The future-related information mining task for online web resources such as news articles and blogs has been getting more attention due to its potential usefulness in supporting individual's decision making in a world where massive new data are generated daily. Instead of building a data-driven model to predict the future, one extracts future events from these massive data with high probability that they occur at a future time and a specific geographic location. Such spatiotemporal future events can be utilized by a recommender system on a location-aware device to provide localized future event suggestions. In this paper, we describe a systematic approach for mining future spatiotemporal events from web; in particular, news articles. In our application context, a valid event is defined both spatially and temporally.

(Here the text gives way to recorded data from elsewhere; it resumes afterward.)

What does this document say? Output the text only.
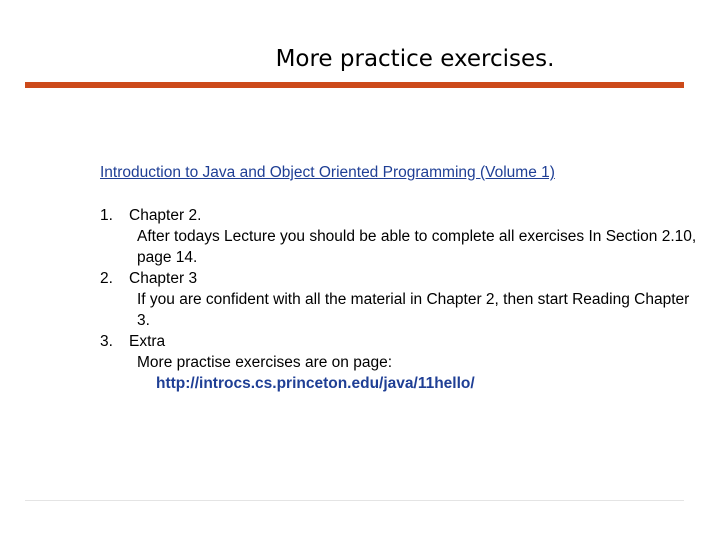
More practice exercises.
Introduction to Java and Object Oriented Programming (Volume 1)
1. Chapter 2.
After todays Lecture you should be able to complete all exercises In Section 2.10, page 14.
2. Chapter 3
If you are confident with all the material in Chapter 2, then start Reading Chapter 3.
3. Extra
More practise exercises are on page:
http://introcs.cs.princeton.edu/java/11hello/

The mining procedure consists of two main steps: recognition and matching. For the recognition step, we identify and resolve toponyms (geographic location) and future temporal patterns. In the matching step, we perform spatiotemporal disambiguation, de-duplication, and pairing. To provide more useful future event guidance, we attach to each event a sentiment linguistic variable: positive, negative, or neutral, so that one may use these extracted event information for recommendation purposes in the form of "avoid Event A" or "avoid geographic location L at time T" or "attend Event B" based on the event sentiment. The identified future event consists of its geographic location, temporal pattern, sentiment variable, news title, key phrase, and news article URL. Experimental results on 3652 news articles from 21 online new sources collected over a 2-week period in the Greater Washington area are used to illustrate some of the critical steps in our mining procedure.